Pierre Boulez manteve até à velhice uma carreira como maestro à frente de algumas das melhores orquestras do mundo, desde a New York Philharmonic e a Chicago Symphony Orchestra até às filarmónicas de Berlim e Viena. Pode vê-lo a dirigir esta última aqui:

Talvez a realização mais importante dessa fase da sua carreira tenha sido a direção musical da tetralogia "O Anel dos Nibelungos", numa produção encenada por Patrice Chéreau. Não foi assim tão estranho como isso, pois a música moderna começou com Wagner, ao fim e ao cabo. Do mesmo compositor Boulez gravou também o“Parsifal” – uma interpretação tipicamente límpida, embora sem a carga espiritual de outras, nomeadamente a de Karajan – e, já no século XX, a primeira versão completa de "Lulu", de Alban Berg.
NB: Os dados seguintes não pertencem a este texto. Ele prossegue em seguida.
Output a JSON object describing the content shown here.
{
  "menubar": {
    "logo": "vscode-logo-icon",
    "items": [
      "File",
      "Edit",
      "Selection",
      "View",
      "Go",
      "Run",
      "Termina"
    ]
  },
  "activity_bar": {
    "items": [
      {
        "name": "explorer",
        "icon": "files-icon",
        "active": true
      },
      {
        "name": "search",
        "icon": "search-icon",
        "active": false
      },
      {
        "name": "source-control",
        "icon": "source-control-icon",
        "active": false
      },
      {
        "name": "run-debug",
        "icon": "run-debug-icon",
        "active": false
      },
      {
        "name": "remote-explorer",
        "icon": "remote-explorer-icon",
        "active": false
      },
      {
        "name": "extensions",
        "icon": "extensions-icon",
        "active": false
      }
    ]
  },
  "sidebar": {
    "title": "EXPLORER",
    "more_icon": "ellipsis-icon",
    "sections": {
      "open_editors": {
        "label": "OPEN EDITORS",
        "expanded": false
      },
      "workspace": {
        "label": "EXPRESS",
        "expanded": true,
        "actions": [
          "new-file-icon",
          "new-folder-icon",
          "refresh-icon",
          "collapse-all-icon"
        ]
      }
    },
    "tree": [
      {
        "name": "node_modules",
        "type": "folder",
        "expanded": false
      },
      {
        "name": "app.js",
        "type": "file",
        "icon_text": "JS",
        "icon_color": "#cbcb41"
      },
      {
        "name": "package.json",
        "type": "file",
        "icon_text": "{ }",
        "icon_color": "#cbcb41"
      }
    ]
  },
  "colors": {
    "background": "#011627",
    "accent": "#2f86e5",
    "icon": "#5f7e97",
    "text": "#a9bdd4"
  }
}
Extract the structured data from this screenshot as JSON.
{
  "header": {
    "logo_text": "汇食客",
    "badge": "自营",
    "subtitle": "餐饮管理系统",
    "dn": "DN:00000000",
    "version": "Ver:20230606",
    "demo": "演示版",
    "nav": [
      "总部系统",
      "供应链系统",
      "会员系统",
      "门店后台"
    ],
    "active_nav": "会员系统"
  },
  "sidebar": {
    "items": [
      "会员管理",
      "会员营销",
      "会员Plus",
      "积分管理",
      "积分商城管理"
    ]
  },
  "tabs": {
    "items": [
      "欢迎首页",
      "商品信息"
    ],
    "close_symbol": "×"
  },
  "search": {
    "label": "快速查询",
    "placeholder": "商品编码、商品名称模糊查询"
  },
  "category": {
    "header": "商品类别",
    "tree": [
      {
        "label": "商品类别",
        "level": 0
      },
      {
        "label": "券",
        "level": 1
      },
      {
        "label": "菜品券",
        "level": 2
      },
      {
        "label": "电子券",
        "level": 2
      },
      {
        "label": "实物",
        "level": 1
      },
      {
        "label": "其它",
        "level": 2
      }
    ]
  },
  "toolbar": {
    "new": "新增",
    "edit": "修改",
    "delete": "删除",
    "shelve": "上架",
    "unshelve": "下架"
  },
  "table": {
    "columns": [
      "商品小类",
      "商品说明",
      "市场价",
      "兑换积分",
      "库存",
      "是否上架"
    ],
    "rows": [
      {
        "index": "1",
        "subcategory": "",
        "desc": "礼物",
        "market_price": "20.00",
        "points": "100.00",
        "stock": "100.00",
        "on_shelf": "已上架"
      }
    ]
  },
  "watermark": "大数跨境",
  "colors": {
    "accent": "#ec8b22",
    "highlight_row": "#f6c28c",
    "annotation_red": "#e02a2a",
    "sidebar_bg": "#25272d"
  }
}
Pelo caminho, foi registando numerosas obras do 'pai' da segunda escola de Viena, Arnold Schoenberg, não obstante o artigo que em tempos escrevera sobre ele. Publicado escassos meses após o desaparecimento do compositor vienense, intitulava-se "Schoenberg Morreu" (Schoenberg est Mort); a morte a que Boulez se referia não era obviamente apenas física. Criticar músicos com quem tinha especial afinidade foi um hábito característico de Pierre Boulez, chegando a atingir o próprio Messiaen, que se tornara seu professor e foi decisivo na sua carreira.

Polémicas públicas, cordialidade privada

Nascido a 26 de março de 1925 em Montbrison, no Loire, Boulez era filho de um engenheiro que geria uma empresa metalúrgica e esperava que o filho lhe seguisse os passos. Estudou desde pequeno num colégio católico onde lhe instilaram uma feroz disciplina. Os dois talentos que exibiu desde cedo, para a música e a matemática, evoluíram em paralelo e foram desenvolvidos até à idade adulta, quando ele finalmente optou pela música. Ao longo das décadas, tornar-se-ia uma referência central da chamada música de vanguarda, sediada em Darmstadt, a par com nomes como Stockhausen, Berio, Nono, Xenakis. Além do serialismo, explorou outras vertentes musicais inovadoras: manipulação eletrónica do som, acaso controlado...

Para alguém que teve algumas polémicas notórias com os poderes instituídos (em particular nos anos 60, quando o então ministro da cultura André Malraux o desautorizou e ele trocou o país pela Alemanha; seria o presidente Georges Pompidou a trazê-lo de volta, permitindo-lhe fazer o IRCAM), acabou por ser tornar uma figura institucional de primeira linha. As marcas visíveis da sua influência incluem a Cité de la Musique, em Paris.

A cordialidade que exibia em privado, em contraste com a fama pública de intransigência, ajudavam certamente. Antigo revolucionário, Pierre Boulez era objeto de estima entre a generalidade dos seus colegas. Duas caixas de CDs saídas recentemente, uma com as suas gravações na Sony e outra com as suas “Obras Completas” na Deutsche Grammophon, permitem apreciar o legado que deixou.